Saturday, October 5, 2013

Hong Kong: Our Chinese Dinner At The T Hotel

The eighth-floor Chinese Training Restaurant at the T Hotel holds a set-menu Chinese dinner every Friday evening.

Brian asked a concierge Friday morning if a table was available, and was told a note would be left in our room. When we returned in late afternoon there was no note.

Brian reported to the front desk and asked the duty manager if he could find out. The manager, Mr. Lam, checked and said we could dine at 6:30 p.m. Wow!

Brian returned to the room and five minutes later the phone rang. A polite young woman told us that unfortunately there was no room for us.

Brian returned to the front desk and explained to Mr. Lam he was still confused. Mr. Lam seemed equally confused and called the restaurant again. After a lengthy conversation, he apologized to Brian and said that there wasn't a place after all. Brian said that was fine and returned to the room.

As we were enjoying a drink awhile later on the sixth-floor restaurant balcony, Mr. Lam hastened back to tell us he had been looking for us and that an 8:30 spot had been found for us. We thanked him and enjoyed a very interesting authentic (as far as we know) Chinese tasting menu, accompanied by entertainment and featuring a video screen of the kitchen in action on the wall behind us.

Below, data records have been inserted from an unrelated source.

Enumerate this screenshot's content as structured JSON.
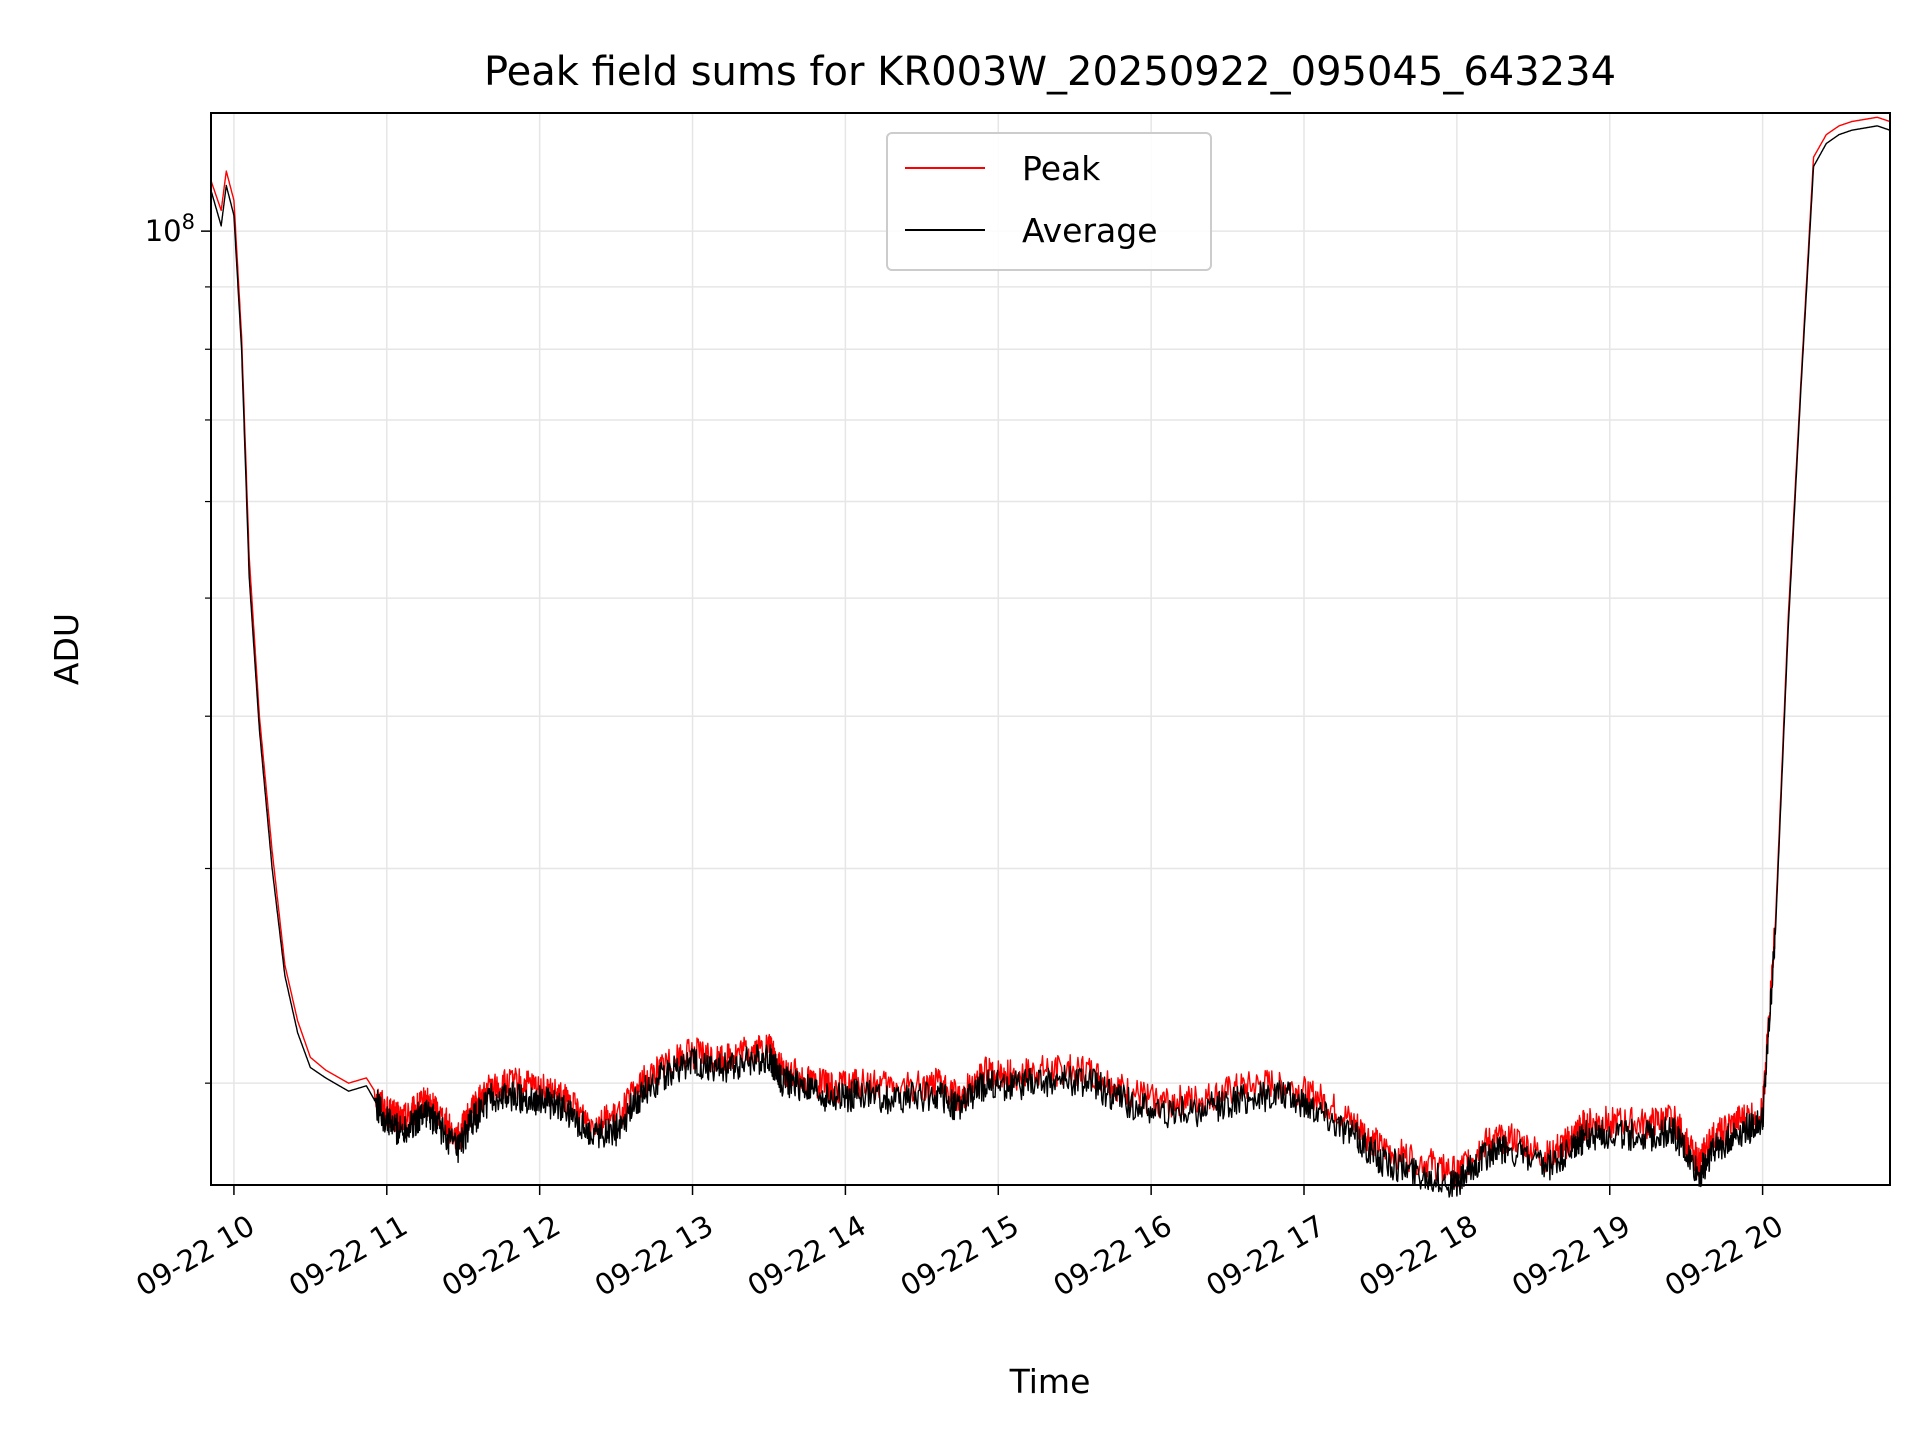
{
  "chart_data": {
    "type": "line",
    "title": "Peak field sums for KR003W_20250922_095045_643234",
    "xlabel": "Time",
    "ylabel": "ADU",
    "yscale": "log",
    "ylim": [
      16500000,
      125000000
    ],
    "xlim": [
      "2025-09-22 09:51",
      "2025-09-22 20:50"
    ],
    "grid": true,
    "legend_position": "top-center",
    "x_ticks": [
      "09-22 10",
      "09-22 11",
      "09-22 12",
      "09-22 13",
      "09-22 14",
      "09-22 15",
      "09-22 16",
      "09-22 17",
      "09-22 18",
      "09-22 19",
      "09-22 20"
    ],
    "y_ticks": [
      {
        "value": 100000000,
        "base": "10",
        "exp": "8"
      }
    ],
    "y_minor_ticks": [
      20000000,
      30000000,
      40000000,
      50000000,
      60000000,
      70000000,
      80000000,
      90000000
    ],
    "x_times": [
      "2025-09-22 09:51",
      "2025-09-22 09:55",
      "2025-09-22 09:57",
      "2025-09-22 10:00",
      "2025-09-22 10:03",
      "2025-09-22 10:06",
      "2025-09-22 10:10",
      "2025-09-22 10:15",
      "2025-09-22 10:20",
      "2025-09-22 10:25",
      "2025-09-22 10:30",
      "2025-09-22 10:36",
      "2025-09-22 10:45",
      "2025-09-22 10:52",
      "2025-09-22 11:00",
      "2025-09-22 11:05",
      "2025-09-22 11:10",
      "2025-09-22 11:15",
      "2025-09-22 11:20",
      "2025-09-22 11:28",
      "2025-09-22 11:32",
      "2025-09-22 11:40",
      "2025-09-22 11:50",
      "2025-09-22 12:00",
      "2025-09-22 12:10",
      "2025-09-22 12:20",
      "2025-09-22 12:30",
      "2025-09-22 12:40",
      "2025-09-22 12:50",
      "2025-09-22 13:00",
      "2025-09-22 13:10",
      "2025-09-22 13:20",
      "2025-09-22 13:30",
      "2025-09-22 13:35",
      "2025-09-22 13:45",
      "2025-09-22 13:55",
      "2025-09-22 14:05",
      "2025-09-22 14:20",
      "2025-09-22 14:35",
      "2025-09-22 14:45",
      "2025-09-22 14:55",
      "2025-09-22 15:05",
      "2025-09-22 15:20",
      "2025-09-22 15:35",
      "2025-09-22 15:50",
      "2025-09-22 16:05",
      "2025-09-22 16:20",
      "2025-09-22 16:35",
      "2025-09-22 16:50",
      "2025-09-22 17:05",
      "2025-09-22 17:20",
      "2025-09-22 17:30",
      "2025-09-22 17:45",
      "2025-09-22 18:00",
      "2025-09-22 18:10",
      "2025-09-22 18:20",
      "2025-09-22 18:35",
      "2025-09-22 18:45",
      "2025-09-22 18:50",
      "2025-09-22 19:00",
      "2025-09-22 19:15",
      "2025-09-22 19:25",
      "2025-09-22 19:35",
      "2025-09-22 19:40",
      "2025-09-22 19:50",
      "2025-09-22 20:00",
      "2025-09-22 20:05",
      "2025-09-22 20:10",
      "2025-09-22 20:15",
      "2025-09-22 20:20",
      "2025-09-22 20:25",
      "2025-09-22 20:30",
      "2025-09-22 20:35",
      "2025-09-22 20:40",
      "2025-09-22 20:45",
      "2025-09-22 20:50"
    ],
    "series": [
      {
        "name": "Peak",
        "color": "#ff0000",
        "values": [
          110000000,
          104000000,
          112000000,
          106000000,
          82000000,
          54000000,
          40000000,
          31000000,
          25000000,
          22500000,
          21000000,
          20500000,
          20000000,
          20200000,
          19000000,
          18700000,
          18900000,
          19300000,
          19000000,
          18000000,
          18800000,
          19800000,
          20000000,
          19800000,
          19400000,
          18600000,
          18700000,
          20000000,
          20800000,
          21200000,
          20900000,
          21200000,
          21400000,
          20500000,
          20200000,
          19800000,
          20000000,
          19800000,
          20000000,
          19500000,
          20400000,
          20300000,
          20500000,
          20500000,
          19700000,
          19300000,
          19400000,
          19800000,
          20000000,
          19500000,
          18500000,
          17700000,
          17300000,
          16900000,
          17800000,
          18100000,
          17400000,
          18000000,
          18500000,
          18600000,
          18500000,
          18700000,
          17200000,
          18000000,
          18600000,
          19000000,
          27000000,
          48000000,
          75000000,
          115000000,
          120000000,
          122000000,
          123000000,
          123500000,
          124000000,
          123000000
        ]
      },
      {
        "name": "Average",
        "color": "#000000",
        "values": [
          108000000,
          101000000,
          109000000,
          103000000,
          80000000,
          52000000,
          39000000,
          30000000,
          24500000,
          22000000,
          20600000,
          20200000,
          19700000,
          19900000,
          18600000,
          18300000,
          18500000,
          19000000,
          18500000,
          17600000,
          18400000,
          19400000,
          19500000,
          19400000,
          19000000,
          18200000,
          18300000,
          19600000,
          20400000,
          20800000,
          20500000,
          20800000,
          21000000,
          20100000,
          19800000,
          19400000,
          19600000,
          19400000,
          19600000,
          19100000,
          20000000,
          19900000,
          20100000,
          20100000,
          19300000,
          18900000,
          19000000,
          19400000,
          19600000,
          19100000,
          18100000,
          17300000,
          16900000,
          16500000,
          17400000,
          17700000,
          17000000,
          17600000,
          18100000,
          18200000,
          18100000,
          18300000,
          16800000,
          17600000,
          18200000,
          18600000,
          26500000,
          47000000,
          74000000,
          113000000,
          118000000,
          120000000,
          121000000,
          121500000,
          122000000,
          121000000
        ]
      }
    ]
  }
}
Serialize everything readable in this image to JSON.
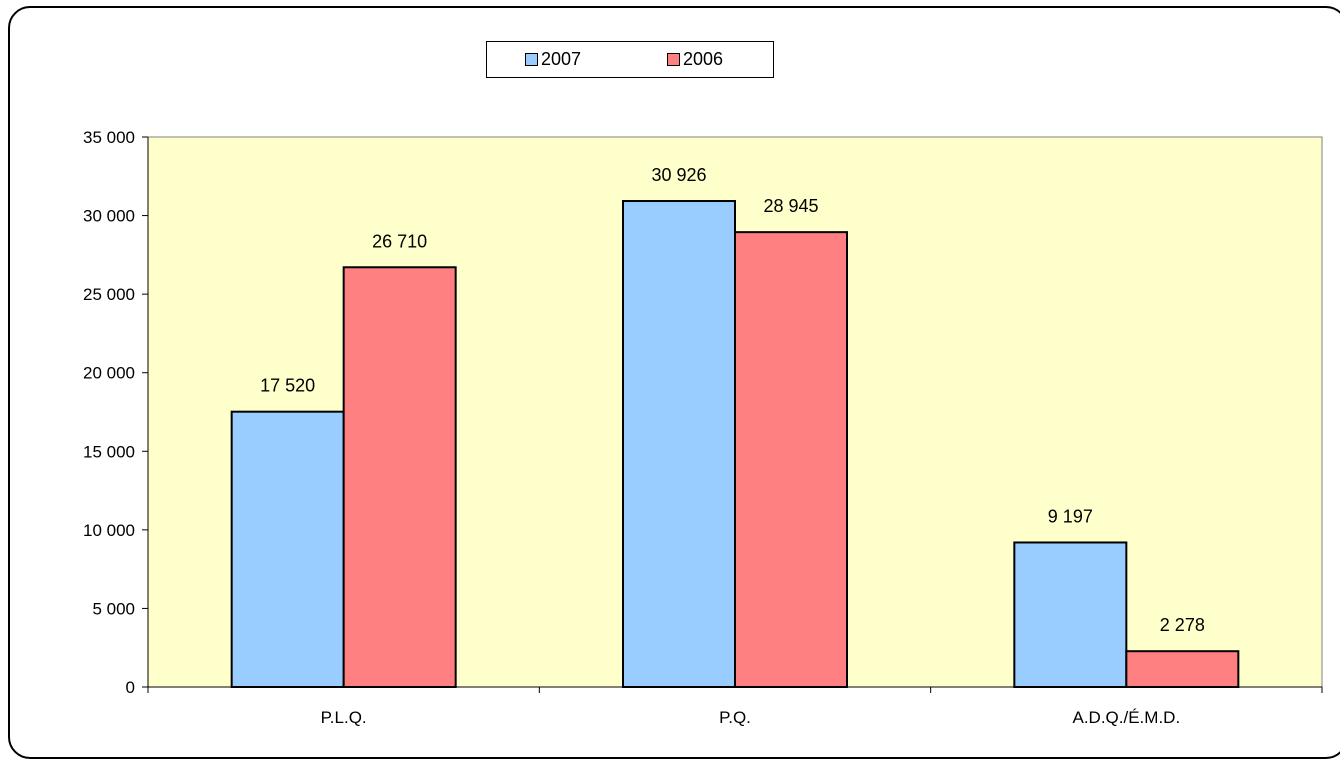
{
  "chart_data": {
    "type": "bar",
    "categories": [
      "P.L.Q.",
      "P.Q.",
      "A.D.Q./É.M.D."
    ],
    "series": [
      {
        "name": "2007",
        "values": [
          17520,
          30926,
          9197
        ],
        "labels": [
          "17 520",
          "30 926",
          "9 197"
        ],
        "color": "#99CCFF"
      },
      {
        "name": "2006",
        "values": [
          26710,
          28945,
          2278
        ],
        "labels": [
          "26 710",
          "28 945",
          "2 278"
        ],
        "color": "#FF8080"
      }
    ],
    "yticks": [
      0,
      5000,
      10000,
      15000,
      20000,
      25000,
      30000,
      35000
    ],
    "ytick_labels": [
      "0",
      "5 000",
      "10 000",
      "15 000",
      "20 000",
      "25 000",
      "30 000",
      "35 000"
    ],
    "ylim": [
      0,
      35000
    ],
    "title": "",
    "xlabel": "",
    "ylabel": "",
    "plot_background": "#FFFFCC",
    "legend_position": "top-center"
  }
}
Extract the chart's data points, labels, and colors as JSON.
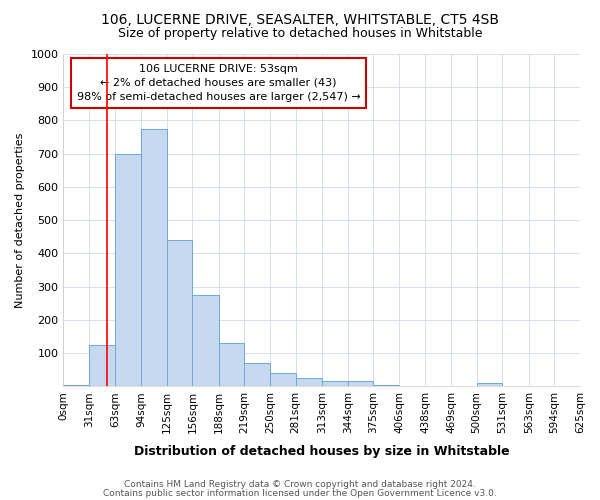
{
  "title1": "106, LUCERNE DRIVE, SEASALTER, WHITSTABLE, CT5 4SB",
  "title2": "Size of property relative to detached houses in Whitstable",
  "xlabel": "Distribution of detached houses by size in Whitstable",
  "ylabel": "Number of detached properties",
  "footnote1": "Contains HM Land Registry data © Crown copyright and database right 2024.",
  "footnote2": "Contains public sector information licensed under the Open Government Licence v3.0.",
  "annotation_line1": "106 LUCERNE DRIVE: 53sqm",
  "annotation_line2": "← 2% of detached houses are smaller (43)",
  "annotation_line3": "98% of semi-detached houses are larger (2,547) →",
  "bin_edges": [
    0,
    31,
    63,
    94,
    125,
    156,
    188,
    219,
    250,
    281,
    313,
    344,
    375,
    406,
    438,
    469,
    500,
    531,
    563,
    594,
    625
  ],
  "bar_heights": [
    5,
    125,
    700,
    775,
    440,
    275,
    130,
    70,
    40,
    25,
    15,
    15,
    5,
    0,
    0,
    0,
    10,
    0,
    0,
    0
  ],
  "bar_color": "#c5d8f0",
  "bar_edgecolor": "#6aaad4",
  "red_line_x": 53,
  "ylim": [
    0,
    1000
  ],
  "yticks": [
    0,
    100,
    200,
    300,
    400,
    500,
    600,
    700,
    800,
    900,
    1000
  ],
  "xtick_labels": [
    "0sqm",
    "31sqm",
    "63sqm",
    "94sqm",
    "125sqm",
    "156sqm",
    "188sqm",
    "219sqm",
    "250sqm",
    "281sqm",
    "313sqm",
    "344sqm",
    "375sqm",
    "406sqm",
    "438sqm",
    "469sqm",
    "500sqm",
    "531sqm",
    "563sqm",
    "594sqm",
    "625sqm"
  ],
  "bg_color": "#ffffff",
  "grid_color": "#d0dce8",
  "annotation_box_facecolor": "#ffffff",
  "annotation_box_edgecolor": "#cc0000"
}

The menu looked like this.
After a short wait in the rather magnificent foyer of the English-Speaking Dining Society, during which we were treated like VIPs by the two managers who were obviously aware of our reservation problems, we were seated and the dining commenced.
Our plate of appetizers looked like this. We particularly enjoyed the spicy deep-fried little whole fish, arranged on both sides of the plate.
As we dined, we enjoyed the musicians, the view of the chefs working in the kitchen, and of course the other diners were obviously enjoying their meals as well.

Our second course arrived, a small but elegant portion of roasted duckling.
Next was a soup course, a Double-boiled Silkie Chicken Consommé with American Ginseng. That was followed by fried prawn with wild mushrooms.

The trainees huddled to watch something being prepared, and before we knew it we were served a very spicy and delicious Sea Cucumber.


 Following that came sautéed diced beef with candied walnuts. The manager we had chatted over the menu with became aware of her allergy to walnuts and hers arrived walnut-free. Brian had to describe them to her.
The crabmeat and seafood "parcel" was filling and delicious.
That left only the dessert, a "double-boiled sweetened pear with chuanbeimu." It just didn't do a lot for us, and probably the sublety was wasted on us. We ran across a similar recipe as a cough remedy. Unfortunately it didn't cure Kathy's lingering cough either.

That small reservation aside, it was all a marvelous experience, and including a bottle of Pouilly-Fuissé, it set us back a grand total of about USD $80.